Groupon Etiquette 101: Who Pays What When Your Discount Meal Requires Start-Up Cash?
Last week, a friend and I trekked out to the dubious dining destination that is Bethesda to take advantage of a LivingSocial deal I had obtained for Robert Wiedmaier's Mussel Bar. Once the check came — and I was over my disbelief that a bottle of Allagash White could possibly cost $9 — I found myself confused as to how much I should pay for the meal. It's one thing when you go in on a deal with another person, but in this case, I had invited a friend along to enjoy the spoils of the deal I had purchased: $20 in exchange for a $40 discount. Was my deal-dining companion obligated by the Law of Manners to pay a little bit more in the end to help cover the initial cost of the deal? Or does the invitation to dine on a deal mean that the party who purchased the deal eats the initial cost? What is the proper dining-by-deal etiquette?
Emily Yoffe, who writes the "Dear Prudence" advice column at Slate recently tried to tackle this question in the Digital Manners Podcast she hosts with Farhad Manjoo, Slate’s technology columnist. According to Yofee, "[i]f you have any kind of coupon or gift certificate, if you're going out with other people, you should offer that as a group thing." Manjoo agreed: "[i]f you have a coupon and you're going with other people, I think that it's sort of implicit that you would be sharing that with the whole table."

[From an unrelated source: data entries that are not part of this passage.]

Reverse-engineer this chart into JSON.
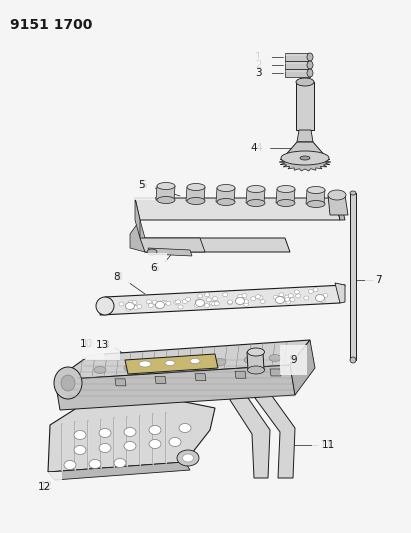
{
  "title": "9151 1700",
  "bg_color": "#f5f5f5",
  "line_color": "#1a1a1a",
  "label_color": "#111111",
  "title_fontsize": 10,
  "label_fontsize": 7.5,
  "figsize": [
    4.11,
    5.33
  ],
  "dpi": 100
}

But the situation with Groupon and LivingSocial is different specifically because an online deal is not a coupon. These aren’t the days of the Entertainment Book, where a measly $10 got you a book full of discounts to every pretzel and Cinnabon in a 100-mile radius. With Groupon and LivingSocial, one member of the party puts up a sum of money so that the entire party could get a certain amount deducted from the final bill. It’s not that clear-cut here, especially since many people often buy deals for restaurants they couldn’t otherwise afford and tend to splurge on the meal knowing that they have a deal in their back pocket.
My friend and I split the bill evenly. With the $40 discount, our roughly $72 meal cost just $32, or $16 each. She never mentioned anything about covering part of the initial cost. I couldn’t help but feel a bit put-off when she expressed excitement that her bill, including tip, was just $23, considering that I was essentially paying $43. At the same time, I felt that it would have been too awkward to ask her to cover half of what I originally paid for the deal since I invited her to dine with me on the basis of that deal.
Ironically, in the end, the deal wound up being a total wash for me, anyway. My portion of the meal (roughly $17 for mussels and $18 for two bottles of beer) totaled about $35. Add the $7 tip, that's $42. Now, that's without the LivingSocial discount. My portion of the discounted check, meanwhile, cost $16. Add the same $7 tip, that's $23. Now add the initial LivingSocial fee of $20, that's $43. Based on those numbers, you could say I ended spending one dollar more than I would have had I not purchased the deal. But I'm rounding here, so we'll call it even. My friend, though, saved $20. She got the full discount.
Friends that I've asked about this had a host of opinions. Some felt that if you invite someone out under the premise that you have a deal, you take the fall for the discount, and the amount left after the discount should be split evenly. Many pointed out that the money used to purchase the deal was already gone, so what did it matter anymore? Some added that the person who didn't purchase the deal should at least offer to pay the whole tip as a way to say thanks and to make it more fair. Most didn’t want to bother dealing with the math and felt that splitting the discounted check was just easier. Still, others insisted that unless it's explicit that you’re treating the other person to the meal, your deal-dining-companion should assume that they are going to pay more to even things out. But herein lies the rub: to some, asking a friend to dine on an online deal is explicitly offering to treat them; to others, it’s just a way to go out to dinner, so it’s assumed that the entire bill, including the initial cost of the deal, should be split evenly, just like you would split a bill otherwise.
What say the deal-brokers? Maire Griffin, LivingSocial's communications director, didn’t think there was one answer for this ethical quandary. Instead, she emphasized that it’s a personal preference and that ultimately communication is key: “If you invite a pal to dinner and plan to redeem your LivingSocial voucher, we suggest having a discussion about who’s paying what with your dinner mate before you even get to the restaurant – no matter how you decide to pay. That way, no one is caught off-guard, and the experience is as fun and easy as possible.” Sounds reasonable enough, but who wants to have this awkward conversation? Besides, this is why etiquette exists: to tell us what to do so we can avoid these tricky social situations.
The intricacies of these online dining deals can get very complicated very fast, depending on how much you buy and who pays what, which is why I think some level of eating the upfront discount fee is just necessary. That being said, if your dining companion offers to cover part of the initial cost, there’s nothing wrong with accepting it. Just don’t assume it will happen. However, I do think if you’re sharing the spoils of a deal that you've financed, this behooves your dining companion to pick up the entire tip, which I think we can all agree should always be based on the pre-discounted amount.